Я отнюдь не апологет и литературы двадцатых годов. При всех ее достоинствах я считаю ее в духовном и культурном смысле капитулянтской – она принимала и оправдывала то, что принимать и оправдывать было нельзя. Но капитулянтство – это был личный и в каком-то смысле – пусть в очень малой степени – свободный выбор, признание правоты оппонента. В нашем случае – признание и воплощение в творчестве правоты «нового» отношения к жизни. Но это определенное отношение к жизни, а не заданное ее изображене, как в последующие десятилетия. Капитулянтская литература двадцатых годов была все же литературой, чего не скажешь о последующем творчестве (хотя исключения бывали и тогда).
Апофеоз капитулянтства – роман Фадеева «Разгром» – задуман и написан автором, решавшим – правильно или нет – проблемы своих взаимоотношений с жизнью, в отличие от его же «Молодой гвардии», где он выступает только в роли исполнителя, никаких своих внутренних духовных проблем и не предполагающего решать. Замысел, если так его можно назвать, принадлежит не столько ему, сколько государству, начальству, «инстанциям» – называйте как хотите. И совсем необязательно имело место прямое поручение, заказ. Автору самому следовало догадаться, что от него требуется. Заказ в чем-то выше. По заказу ведь когда-то создавались и шедевры. Заказывалась тема, сюжет. Авторы иногда умели открывать свое и в заказной теме (как известно, гениальный «Реквием» написан Моцартом именно по заказу).
Заказ все-таки оставлял минимум творческой свободы. Двадцатые годы, когда от писателя требовалось определенное отношение к действительности, – тоже. В тридцатые годы и потом уже декретировалось определенное ее изображение (лакировка) – роль художника свелась к исполнительству. Надо так: Писатель (как, впрочем, и другие граждане) должен был полностью находиться в «состоянии активной несвободы» (выражение эмигрантского публициста Р. Н. Редлиха). То есть должен был инициативно проявлять качества, которые от него требовались.
В этих условиях, как ни странно, отпадала нужда в политической цензуре. Да, такая цензура в СССР существовала только в относительно либеральные времена. С полным воцарением Сталина и вплоть до Хрущева ее не было. Конечно, официально цензура (пресловутый «Главлит») существовала всегда. Но следила она только за «охраной военной и государственной тайны в печати» (а потом и в прочих средствах массовой информации), в прямом соответствии с тем, что значилось на вывеске. Функции политической и идеологической цензуры были возвращены, точней навязаны, Главлиту Хрущевым, когда появилась возможность появления в печати хоть какого-то свободомыслия.
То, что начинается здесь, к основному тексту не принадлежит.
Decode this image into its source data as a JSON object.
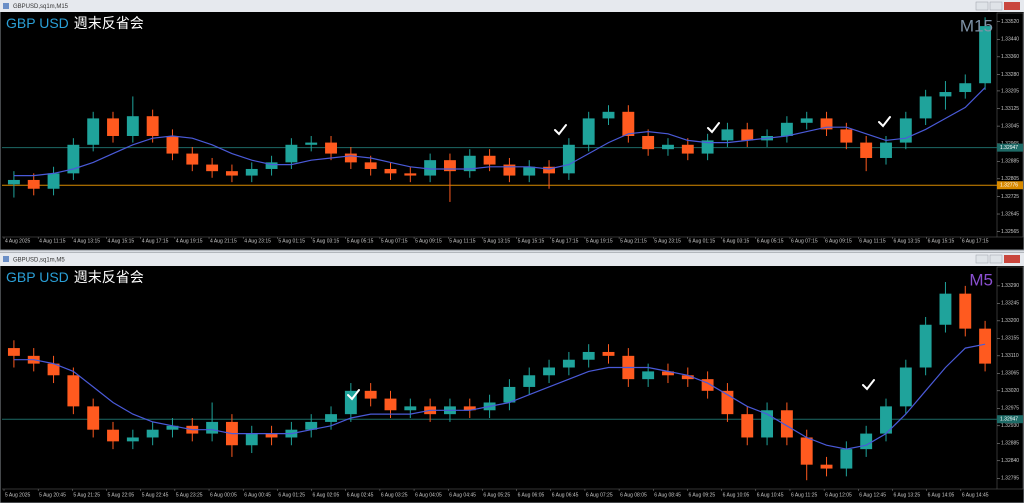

До этого боявшиеся собственной тени (ведь рисковали головой) редактора выполняли цензорские функции так, как ни один цензор не смог бы.
Но те, с кем мы знакомимся в первой половине этой книги, такого будущего – а именно оно их ждет – еще и представить себе не могут. Ведь то, что у нас позади, – коллективизация, всяческие «голодоморы», внеэкономическая индустриализация и многое другое, – на них еще только надвигается. В том числе и «высокая» роль литературы, которая ей будет навязана в связи с последствиями всего этого. И как-то больно за них, хотя все это давно позади.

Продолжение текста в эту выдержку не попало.